Wednesday, November 27, 2013

Thanksgiving musings

Wild turkeys frolic across the street in my neighbor's yard.

The wind is howling outside my window, a most unwelcome sound.

A few weeks ago a 50-mile-an-hour gust took down a 100-foot pine in our front yard, landing on the electric wires and crushing our mailbox across the street.

It is the day before Thanksgiving, and a nor’easter is barreling up the coast, bringing high winds and torrential rains. This year, those going over the river and through the woods to grandmother’s house may prefer the on-the-river route.

Since I am hosting Thanksgiving dinner tomorrow, I am blessed to have the day off from work, offering ample time to prepare the feast.

Today I will make a batch of winter soup, a concoction of chicken stock, carrots, onions, potatoes and turnips, thickened with a roux of flour and butter, and sprinkled with a handful of parsley. The flavors will meld nicely overnight.

The rolling pin will come out of hiding, and I’ll make enough dough for two pies, pumpkin and blueberry. Once they’re in the oven, their fragrance will fill the house, the intoxicating scent of cinnamon and spice.

Meanwhile, I’ll melt chocolate and whip it with egg yolks, strong-brewed coffee, powdered sugar and heavy cream for chocolate mousse, a decadent dessert garnished with a spoonful of freshly-whipped cream that just melts in your mouth.

Then I’ll make my mother’s favorite dessert, Grape-Nuts custard, baked in a hot water bath for nearly an hour.

I usually use a friend’s fresh eggs which create a frothy mixture that rises sky-high. But sadly, a fox recently killed his hens while they were pecking in his front yard.
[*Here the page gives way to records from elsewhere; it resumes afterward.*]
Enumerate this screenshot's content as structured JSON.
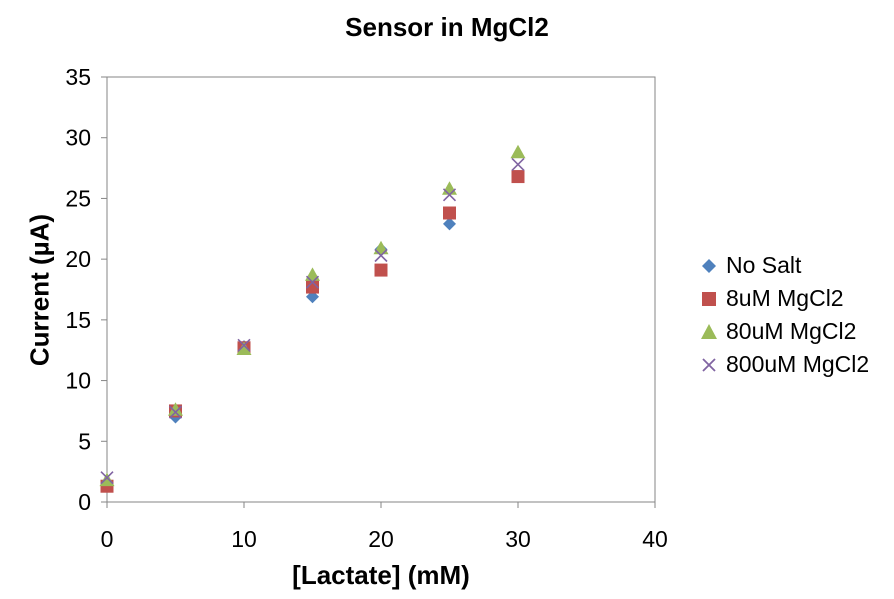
{
  "chart_data": {
    "type": "scatter",
    "title": "Sensor in MgCl2",
    "xlabel": "[Lactate] (mM)",
    "ylabel": "Current (µA)",
    "xlim": [
      0,
      40
    ],
    "ylim": [
      0,
      35
    ],
    "xticks": [
      0,
      10,
      20,
      30,
      40
    ],
    "yticks": [
      0,
      5,
      10,
      15,
      20,
      25,
      30,
      35
    ],
    "grid": false,
    "legend_position": "right",
    "series": [
      {
        "name": "No Salt",
        "marker": "diamond",
        "color": "#4f81bd",
        "x": [
          0,
          5,
          10,
          15,
          20,
          25,
          30
        ],
        "y": [
          1.5,
          7.0,
          12.8,
          16.9,
          20.8,
          22.9,
          26.8
        ]
      },
      {
        "name": "8uM MgCl2",
        "marker": "square",
        "color": "#c0504d",
        "x": [
          0,
          5,
          10,
          15,
          20,
          25,
          30
        ],
        "y": [
          1.3,
          7.5,
          12.7,
          17.7,
          19.1,
          23.8,
          26.8
        ]
      },
      {
        "name": "80uM MgCl2",
        "marker": "triangle",
        "color": "#9bbb59",
        "x": [
          0,
          5,
          10,
          15,
          20,
          25,
          30
        ],
        "y": [
          1.8,
          7.6,
          12.6,
          18.7,
          20.9,
          25.8,
          28.8
        ]
      },
      {
        "name": "800uM MgCl2",
        "marker": "x",
        "color": "#8064a2",
        "x": [
          0,
          5,
          10,
          15,
          20,
          25,
          30
        ],
        "y": [
          2.0,
          7.4,
          12.9,
          18.1,
          20.3,
          25.3,
          27.8
        ]
      }
    ]
  }
}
I’ll have to make do with the grocery store variety.

Lastly, I’ll set the table with a hand-embroidered tablecloth, a beautiful gift from my husband’s Canadian aunts; and I’ll take out our best china from the hutch.
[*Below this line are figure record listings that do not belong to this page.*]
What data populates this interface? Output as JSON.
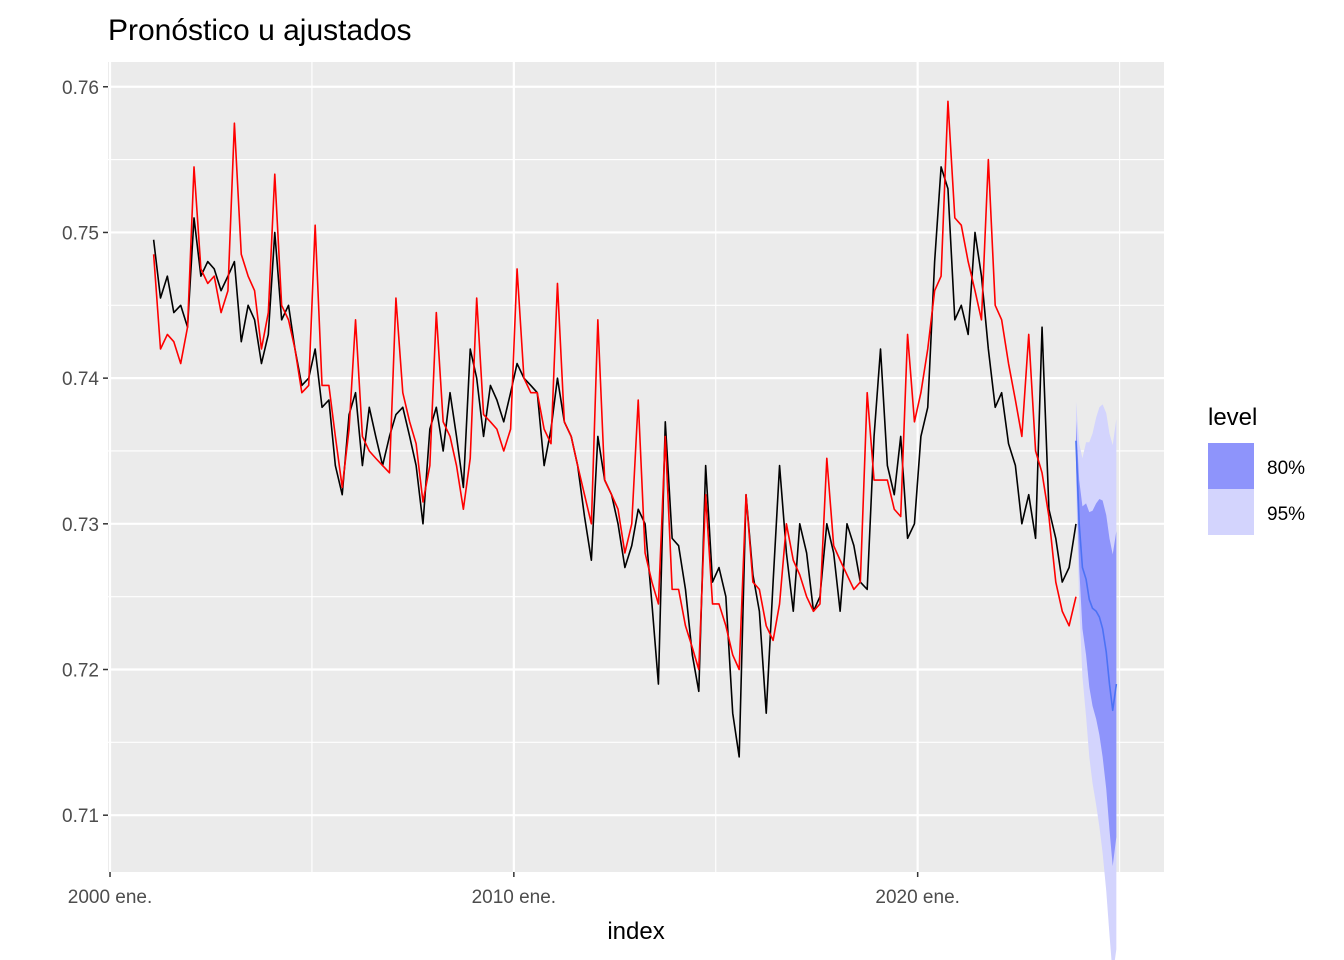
{
  "chart_data": {
    "type": "line",
    "title": "Pronóstico u ajustados",
    "xlabel": "index",
    "ylabel": "",
    "xlim": [
      1999.95,
      2026.1
    ],
    "ylim": [
      0.7061,
      0.7617
    ],
    "y_ticks": [
      "0.71",
      "0.72",
      "0.73",
      "0.74",
      "0.75",
      "0.76"
    ],
    "y_tick_values": [
      0.71,
      0.72,
      0.73,
      0.74,
      0.75,
      0.76
    ],
    "x_ticks": [
      "2000 ene.",
      "2010 ene.",
      "2020 ene."
    ],
    "x_tick_values": [
      2000,
      2010,
      2020
    ],
    "grid": true,
    "legend": {
      "title": "level",
      "position": "right",
      "items": [
        {
          "label": "80%",
          "color": "#8e94fb"
        },
        {
          "label": "95%",
          "color": "#d3d4fd"
        }
      ]
    },
    "colors": {
      "panel": "#ebebeb",
      "grid": "#ffffff",
      "actual": "#000000",
      "fitted": "#ff0000",
      "forecast_mean": "#4c72f5",
      "band80": "#8e94fb",
      "band95": "#d3d4fd"
    },
    "series": [
      {
        "color": "#000000",
        "x": [
          2001.08,
          2001.25,
          2001.42,
          2001.58,
          2001.75,
          2001.92,
          2002.08,
          2002.25,
          2002.42,
          2002.58,
          2002.75,
          2002.92,
          2003.08,
          2003.25,
          2003.42,
          2003.58,
          2003.75,
          2003.92,
          2004.08,
          2004.25,
          2004.42,
          2004.58,
          2004.75,
          2004.92,
          2005.08,
          2005.25,
          2005.42,
          2005.58,
          2005.75,
          2005.92,
          2006.08,
          2006.25,
          2006.42,
          2006.58,
          2006.75,
          2006.92,
          2007.08,
          2007.25,
          2007.42,
          2007.58,
          2007.75,
          2007.92,
          2008.08,
          2008.25,
          2008.42,
          2008.58,
          2008.75,
          2008.92,
          2009.08,
          2009.25,
          2009.42,
          2009.58,
          2009.75,
          2009.92,
          2010.08,
          2010.25,
          2010.42,
          2010.58,
          2010.75,
          2010.92,
          2011.08,
          2011.25,
          2011.42,
          2011.58,
          2011.75,
          2011.92,
          2012.08,
          2012.25,
          2012.42,
          2012.58,
          2012.75,
          2012.92,
          2013.08,
          2013.25,
          2013.42,
          2013.58,
          2013.75,
          2013.92,
          2014.08,
          2014.25,
          2014.42,
          2014.58,
          2014.75,
          2014.92,
          2015.08,
          2015.25,
          2015.42,
          2015.58,
          2015.75,
          2015.92,
          2016.08,
          2016.25,
          2016.42,
          2016.58,
          2016.75,
          2016.92,
          2017.08,
          2017.25,
          2017.42,
          2017.58,
          2017.75,
          2017.92,
          2018.08,
          2018.25,
          2018.42,
          2018.58,
          2018.75,
          2018.92,
          2019.08,
          2019.25,
          2019.42,
          2019.58,
          2019.75,
          2019.92,
          2020.08,
          2020.25,
          2020.42,
          2020.58,
          2020.75,
          2020.92,
          2021.08,
          2021.25,
          2021.42,
          2021.58,
          2021.75,
          2021.92,
          2022.08,
          2022.25,
          2022.42,
          2022.58,
          2022.75,
          2022.92,
          2023.08,
          2023.25,
          2023.42,
          2023.58,
          2023.75,
          2023.92
        ],
        "y": [
          0.7495,
          0.7455,
          0.747,
          0.7445,
          0.745,
          0.7435,
          0.751,
          0.747,
          0.748,
          0.7475,
          0.746,
          0.747,
          0.748,
          0.7425,
          0.745,
          0.744,
          0.741,
          0.743,
          0.75,
          0.744,
          0.745,
          0.742,
          0.7395,
          0.74,
          0.742,
          0.738,
          0.7385,
          0.734,
          0.732,
          0.7375,
          0.739,
          0.734,
          0.738,
          0.736,
          0.734,
          0.736,
          0.7375,
          0.738,
          0.736,
          0.734,
          0.73,
          0.7365,
          0.738,
          0.735,
          0.739,
          0.736,
          0.7325,
          0.742,
          0.74,
          0.736,
          0.7395,
          0.7385,
          0.737,
          0.739,
          0.741,
          0.74,
          0.7395,
          0.739,
          0.734,
          0.7365,
          0.74,
          0.737,
          0.736,
          0.734,
          0.7305,
          0.7275,
          0.736,
          0.733,
          0.732,
          0.73,
          0.727,
          0.7285,
          0.731,
          0.73,
          0.7245,
          0.719,
          0.737,
          0.729,
          0.7285,
          0.7255,
          0.721,
          0.7185,
          0.734,
          0.726,
          0.727,
          0.725,
          0.717,
          0.714,
          0.732,
          0.7265,
          0.724,
          0.717,
          0.726,
          0.734,
          0.728,
          0.724,
          0.73,
          0.728,
          0.724,
          0.725,
          0.73,
          0.728,
          0.724,
          0.73,
          0.7285,
          0.726,
          0.7255,
          0.736,
          0.742,
          0.734,
          0.732,
          0.736,
          0.729,
          0.73,
          0.736,
          0.738,
          0.748,
          0.7545,
          0.753,
          0.744,
          0.745,
          0.743,
          0.75,
          0.747,
          0.742,
          0.738,
          0.739,
          0.7355,
          0.734,
          0.73,
          0.732,
          0.729,
          0.7435,
          0.731,
          0.729,
          0.726,
          0.727,
          0.73
        ]
      },
      {
        "color": "#ff0000",
        "x": [
          2001.08,
          2001.25,
          2001.42,
          2001.58,
          2001.75,
          2001.92,
          2002.08,
          2002.25,
          2002.42,
          2002.58,
          2002.75,
          2002.92,
          2003.08,
          2003.25,
          2003.42,
          2003.58,
          2003.75,
          2003.92,
          2004.08,
          2004.25,
          2004.42,
          2004.58,
          2004.75,
          2004.92,
          2005.08,
          2005.25,
          2005.42,
          2005.58,
          2005.75,
          2005.92,
          2006.08,
          2006.25,
          2006.42,
          2006.58,
          2006.75,
          2006.92,
          2007.08,
          2007.25,
          2007.42,
          2007.58,
          2007.75,
          2007.92,
          2008.08,
          2008.25,
          2008.42,
          2008.58,
          2008.75,
          2008.92,
          2009.08,
          2009.25,
          2009.42,
          2009.58,
          2009.75,
          2009.92,
          2010.08,
          2010.25,
          2010.42,
          2010.58,
          2010.75,
          2010.92,
          2011.08,
          2011.25,
          2011.42,
          2011.58,
          2011.75,
          2011.92,
          2012.08,
          2012.25,
          2012.42,
          2012.58,
          2012.75,
          2012.92,
          2013.08,
          2013.25,
          2013.42,
          2013.58,
          2013.75,
          2013.92,
          2014.08,
          2014.25,
          2014.42,
          2014.58,
          2014.75,
          2014.92,
          2015.08,
          2015.25,
          2015.42,
          2015.58,
          2015.75,
          2015.92,
          2016.08,
          2016.25,
          2016.42,
          2016.58,
          2016.75,
          2016.92,
          2017.08,
          2017.25,
          2017.42,
          2017.58,
          2017.75,
          2017.92,
          2018.08,
          2018.25,
          2018.42,
          2018.58,
          2018.75,
          2018.92,
          2019.08,
          2019.25,
          2019.42,
          2019.58,
          2019.75,
          2019.92,
          2020.08,
          2020.25,
          2020.42,
          2020.58,
          2020.75,
          2020.92,
          2021.08,
          2021.25,
          2021.42,
          2021.58,
          2021.75,
          2021.92,
          2022.08,
          2022.25,
          2022.42,
          2022.58,
          2022.75,
          2022.92,
          2023.08,
          2023.25,
          2023.42,
          2023.58,
          2023.75,
          2023.92
        ],
        "y": [
          0.7485,
          0.742,
          0.743,
          0.7425,
          0.741,
          0.7435,
          0.7545,
          0.7475,
          0.7465,
          0.747,
          0.7445,
          0.746,
          0.7575,
          0.7485,
          0.747,
          0.746,
          0.742,
          0.7445,
          0.754,
          0.745,
          0.744,
          0.742,
          0.739,
          0.7395,
          0.7505,
          0.7395,
          0.7395,
          0.736,
          0.7325,
          0.7365,
          0.744,
          0.736,
          0.735,
          0.7345,
          0.734,
          0.7335,
          0.7455,
          0.739,
          0.737,
          0.7355,
          0.7315,
          0.734,
          0.7445,
          0.737,
          0.736,
          0.734,
          0.731,
          0.7345,
          0.7455,
          0.7375,
          0.737,
          0.7365,
          0.735,
          0.7365,
          0.7475,
          0.74,
          0.739,
          0.739,
          0.7365,
          0.7355,
          0.7465,
          0.737,
          0.736,
          0.734,
          0.732,
          0.73,
          0.744,
          0.733,
          0.732,
          0.731,
          0.728,
          0.73,
          0.7385,
          0.728,
          0.726,
          0.7245,
          0.736,
          0.7255,
          0.7255,
          0.723,
          0.7215,
          0.72,
          0.732,
          0.7245,
          0.7245,
          0.723,
          0.721,
          0.72,
          0.732,
          0.726,
          0.7255,
          0.723,
          0.722,
          0.7245,
          0.73,
          0.7275,
          0.7265,
          0.725,
          0.724,
          0.7245,
          0.7345,
          0.7285,
          0.7275,
          0.7265,
          0.7255,
          0.726,
          0.739,
          0.733,
          0.733,
          0.733,
          0.731,
          0.7305,
          0.743,
          0.737,
          0.739,
          0.742,
          0.746,
          0.747,
          0.759,
          0.751,
          0.7505,
          0.748,
          0.746,
          0.744,
          0.755,
          0.745,
          0.744,
          0.741,
          0.7385,
          0.736,
          0.743,
          0.735,
          0.7335,
          0.7305,
          0.726,
          0.724,
          0.723,
          0.725
        ]
      },
      {
        "color": "#4c72f5",
        "x": [
          2023.92,
          2024.0,
          2024.08,
          2024.17,
          2024.25,
          2024.33,
          2024.42,
          2024.5,
          2024.58,
          2024.67,
          2024.75,
          2024.83,
          2024.92
        ],
        "y": [
          0.7357,
          0.73,
          0.727,
          0.7262,
          0.7248,
          0.7242,
          0.724,
          0.7236,
          0.7228,
          0.7212,
          0.719,
          0.7172,
          0.719
        ]
      }
    ],
    "forecast_bands": {
      "x": [
        2023.92,
        2024.0,
        2024.08,
        2024.17,
        2024.25,
        2024.33,
        2024.42,
        2024.5,
        2024.58,
        2024.67,
        2024.75,
        2024.83,
        2024.92
      ],
      "lo80": [
        0.7343,
        0.727,
        0.7228,
        0.721,
        0.7188,
        0.7175,
        0.7166,
        0.7155,
        0.714,
        0.7118,
        0.709,
        0.7065,
        0.7085
      ],
      "hi80": [
        0.7371,
        0.733,
        0.7312,
        0.7314,
        0.7308,
        0.7309,
        0.7314,
        0.7317,
        0.7316,
        0.7306,
        0.729,
        0.7279,
        0.7295
      ],
      "lo95": [
        0.733,
        0.7245,
        0.7195,
        0.7168,
        0.714,
        0.7122,
        0.7107,
        0.7092,
        0.7074,
        0.7048,
        0.7018,
        0.699,
        0.7008
      ],
      "hi95": [
        0.7384,
        0.7355,
        0.7345,
        0.7356,
        0.7356,
        0.7362,
        0.7373,
        0.738,
        0.7382,
        0.7376,
        0.7362,
        0.7354,
        0.7372
      ]
    }
  }
}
The turkey and the rest of the preparations can wait until the wee hours of tomorrow morning.

I’ll leave you with some words about the holiday from my favorite New England author, Gladys Taber.
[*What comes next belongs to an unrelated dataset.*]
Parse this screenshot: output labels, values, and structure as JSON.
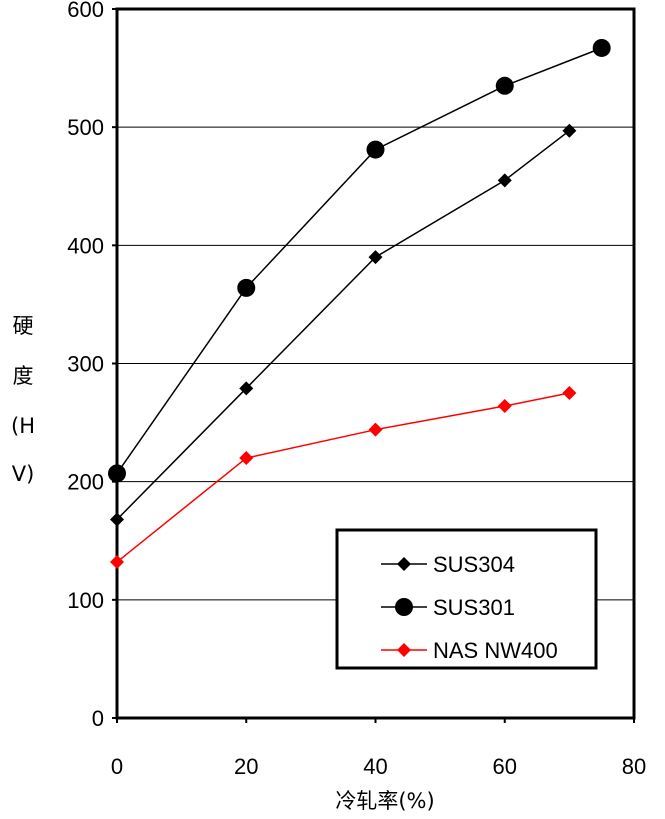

“In a world of turmoil, where poverty and prejudice still exist … I am thankful for so very much,” she said. “No voice is raised in hatred in my household. Footsteps sound gently on the threshold… The grandchildren walk and play without fear. The dogs settle on the wide hearth and doze into a warm, comfortable sleep. The steady glow of friendship warms me daily. … These are simple things, but to me they are most precious. And as I recall each one, November’s beaver moon shines brighter than ever; and I know that love and friendship, hearth fires and faith are indeed gifts to be thankful for and to treasure always.”